Alleyyooper........I don't believe that it is Mike in Ohios' place or responsibility to pass messages along on dealings that you have with the party in question; he can if he wants, but is under no obligation. Having said that, the ONLY thing that interests me (and others as well, I'm sure) is whether this issue was ever resolved to your satisfaction? Anything else is just water under the bridge and a life lesson learned; we don't need to rehash anything further.


----------



## alleyyooper (Apr 22, 2005)

(1. In the first place I never did call about the nucs 3 times in one day.

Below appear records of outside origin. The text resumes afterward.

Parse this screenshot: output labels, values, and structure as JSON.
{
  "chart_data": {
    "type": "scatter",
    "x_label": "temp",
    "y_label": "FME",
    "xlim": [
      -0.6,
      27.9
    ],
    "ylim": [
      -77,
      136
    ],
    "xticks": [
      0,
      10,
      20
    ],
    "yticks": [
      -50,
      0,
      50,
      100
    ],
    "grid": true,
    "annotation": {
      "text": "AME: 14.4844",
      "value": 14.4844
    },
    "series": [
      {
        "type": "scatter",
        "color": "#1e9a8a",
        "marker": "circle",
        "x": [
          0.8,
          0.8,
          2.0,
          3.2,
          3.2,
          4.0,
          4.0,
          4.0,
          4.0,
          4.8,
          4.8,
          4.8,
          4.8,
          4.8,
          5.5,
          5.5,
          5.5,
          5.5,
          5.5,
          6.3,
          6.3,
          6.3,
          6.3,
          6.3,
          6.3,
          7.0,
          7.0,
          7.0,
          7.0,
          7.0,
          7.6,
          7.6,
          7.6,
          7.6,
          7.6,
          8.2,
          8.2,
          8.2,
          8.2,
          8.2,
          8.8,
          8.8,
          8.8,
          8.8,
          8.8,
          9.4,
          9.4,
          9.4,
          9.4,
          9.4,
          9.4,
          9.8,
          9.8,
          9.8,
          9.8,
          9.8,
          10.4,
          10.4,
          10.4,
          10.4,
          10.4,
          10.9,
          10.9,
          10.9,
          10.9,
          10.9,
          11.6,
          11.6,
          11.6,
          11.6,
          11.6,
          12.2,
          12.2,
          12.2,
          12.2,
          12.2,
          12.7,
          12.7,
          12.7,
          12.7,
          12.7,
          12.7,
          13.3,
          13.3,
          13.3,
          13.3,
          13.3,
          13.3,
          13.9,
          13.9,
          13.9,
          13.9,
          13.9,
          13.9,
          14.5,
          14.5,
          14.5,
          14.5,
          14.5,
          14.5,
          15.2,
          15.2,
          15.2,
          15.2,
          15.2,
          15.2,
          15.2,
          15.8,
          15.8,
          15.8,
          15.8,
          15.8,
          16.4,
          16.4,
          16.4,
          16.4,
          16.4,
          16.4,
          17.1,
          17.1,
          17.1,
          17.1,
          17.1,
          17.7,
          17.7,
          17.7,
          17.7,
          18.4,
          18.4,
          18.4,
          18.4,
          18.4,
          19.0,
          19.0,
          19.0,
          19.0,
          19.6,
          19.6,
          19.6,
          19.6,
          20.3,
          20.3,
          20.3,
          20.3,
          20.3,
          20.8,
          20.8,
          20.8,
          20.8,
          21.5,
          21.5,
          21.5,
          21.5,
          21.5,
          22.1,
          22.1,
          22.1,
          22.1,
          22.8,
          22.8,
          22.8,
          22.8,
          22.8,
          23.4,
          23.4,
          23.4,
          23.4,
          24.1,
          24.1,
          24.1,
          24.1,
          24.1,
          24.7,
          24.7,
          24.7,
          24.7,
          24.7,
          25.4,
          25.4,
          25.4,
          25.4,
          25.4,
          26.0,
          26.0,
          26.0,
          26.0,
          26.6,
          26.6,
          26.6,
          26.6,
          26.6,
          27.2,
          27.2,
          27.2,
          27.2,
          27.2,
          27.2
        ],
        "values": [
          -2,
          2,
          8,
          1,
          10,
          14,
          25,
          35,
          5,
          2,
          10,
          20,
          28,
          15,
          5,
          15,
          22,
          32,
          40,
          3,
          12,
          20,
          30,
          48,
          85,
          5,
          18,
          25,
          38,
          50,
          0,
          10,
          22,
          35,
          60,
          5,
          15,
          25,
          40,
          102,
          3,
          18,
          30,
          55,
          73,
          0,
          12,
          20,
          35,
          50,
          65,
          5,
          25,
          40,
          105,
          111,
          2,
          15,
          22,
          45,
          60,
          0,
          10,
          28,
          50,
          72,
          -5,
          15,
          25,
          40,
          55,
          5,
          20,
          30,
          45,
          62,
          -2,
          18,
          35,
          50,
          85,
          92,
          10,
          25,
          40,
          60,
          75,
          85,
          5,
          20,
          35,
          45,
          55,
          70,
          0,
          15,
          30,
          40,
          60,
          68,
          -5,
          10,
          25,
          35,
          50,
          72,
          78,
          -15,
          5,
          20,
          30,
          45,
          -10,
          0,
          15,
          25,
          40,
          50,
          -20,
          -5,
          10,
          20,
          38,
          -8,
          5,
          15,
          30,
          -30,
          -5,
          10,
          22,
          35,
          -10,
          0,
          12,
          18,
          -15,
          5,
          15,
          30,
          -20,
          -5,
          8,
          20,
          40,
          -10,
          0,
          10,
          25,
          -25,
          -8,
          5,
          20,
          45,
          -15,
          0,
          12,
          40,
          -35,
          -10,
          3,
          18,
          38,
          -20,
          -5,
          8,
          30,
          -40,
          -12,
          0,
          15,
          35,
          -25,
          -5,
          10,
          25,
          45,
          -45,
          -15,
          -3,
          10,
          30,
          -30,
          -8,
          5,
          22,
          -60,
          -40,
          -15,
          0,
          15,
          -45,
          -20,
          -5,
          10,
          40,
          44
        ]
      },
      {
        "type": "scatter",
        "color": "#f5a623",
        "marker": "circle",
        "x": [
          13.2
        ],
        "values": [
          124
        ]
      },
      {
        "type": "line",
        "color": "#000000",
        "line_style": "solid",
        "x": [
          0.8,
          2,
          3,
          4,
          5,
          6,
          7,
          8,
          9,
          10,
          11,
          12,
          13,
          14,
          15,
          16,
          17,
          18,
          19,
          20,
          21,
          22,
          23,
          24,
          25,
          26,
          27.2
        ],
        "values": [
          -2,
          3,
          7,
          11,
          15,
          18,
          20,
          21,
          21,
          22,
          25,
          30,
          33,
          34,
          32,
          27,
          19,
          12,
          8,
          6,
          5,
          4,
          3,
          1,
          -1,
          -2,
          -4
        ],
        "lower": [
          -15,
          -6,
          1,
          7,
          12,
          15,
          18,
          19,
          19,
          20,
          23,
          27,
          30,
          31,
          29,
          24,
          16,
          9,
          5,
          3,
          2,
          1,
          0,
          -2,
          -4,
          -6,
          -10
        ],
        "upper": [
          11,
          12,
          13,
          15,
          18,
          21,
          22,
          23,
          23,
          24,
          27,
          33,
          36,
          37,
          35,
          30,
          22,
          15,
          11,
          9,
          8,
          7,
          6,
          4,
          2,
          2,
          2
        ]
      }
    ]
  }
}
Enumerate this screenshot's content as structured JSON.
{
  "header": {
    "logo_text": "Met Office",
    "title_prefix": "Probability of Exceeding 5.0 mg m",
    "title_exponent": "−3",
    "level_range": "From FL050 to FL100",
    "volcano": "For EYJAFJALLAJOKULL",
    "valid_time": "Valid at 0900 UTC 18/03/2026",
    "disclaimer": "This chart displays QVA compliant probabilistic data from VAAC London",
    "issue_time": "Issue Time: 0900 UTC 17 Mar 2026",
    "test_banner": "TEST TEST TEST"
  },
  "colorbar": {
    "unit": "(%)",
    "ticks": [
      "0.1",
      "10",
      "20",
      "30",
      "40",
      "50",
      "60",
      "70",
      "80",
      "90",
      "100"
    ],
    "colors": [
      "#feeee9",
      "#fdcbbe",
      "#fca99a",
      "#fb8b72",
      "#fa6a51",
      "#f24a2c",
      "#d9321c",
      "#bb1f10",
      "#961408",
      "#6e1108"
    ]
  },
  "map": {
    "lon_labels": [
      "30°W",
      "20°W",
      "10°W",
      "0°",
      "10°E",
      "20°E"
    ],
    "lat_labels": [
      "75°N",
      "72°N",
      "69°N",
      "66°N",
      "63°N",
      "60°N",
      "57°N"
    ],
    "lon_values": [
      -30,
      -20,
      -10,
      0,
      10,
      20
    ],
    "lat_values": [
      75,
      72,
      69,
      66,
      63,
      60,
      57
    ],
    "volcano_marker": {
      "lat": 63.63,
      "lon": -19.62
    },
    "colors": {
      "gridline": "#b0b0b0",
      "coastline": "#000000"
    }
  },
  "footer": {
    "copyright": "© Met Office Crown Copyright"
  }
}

Makes much mors sence to leave a name and phone number if you want people to return you calls.
(2. Second is the nucs were delayed only days from being a month of the promised delivery date when I filed my complaint.
(3. Third the problem could have bee simply taken care of by the seller being honest and refunding my money at the point he had the message on his answering machine not to call him about the nuc deliverys he would call us.
(4. Ya I finally got my money back nearly 2 months after the promised delivery date because I had filed a complaint with the Ohio AG.
(5. I would have let this whole thing drop untill I started being slandered by Mike. 
I do not talk to people the way Mike is trying to make people believe and I think my post on this forum show that I do not talk to people the way Mike wants you to believe. 
Mike may have heard some messages left on said parties machine but they were not me.
(7. I also do not think Mike really tried to help resolve the issue on my behalf last year since the only responces were his post on the forums.

As Mike is moderater, I also wonder why Mike didn't place the for sale post in the for sale section too?

 Al


----------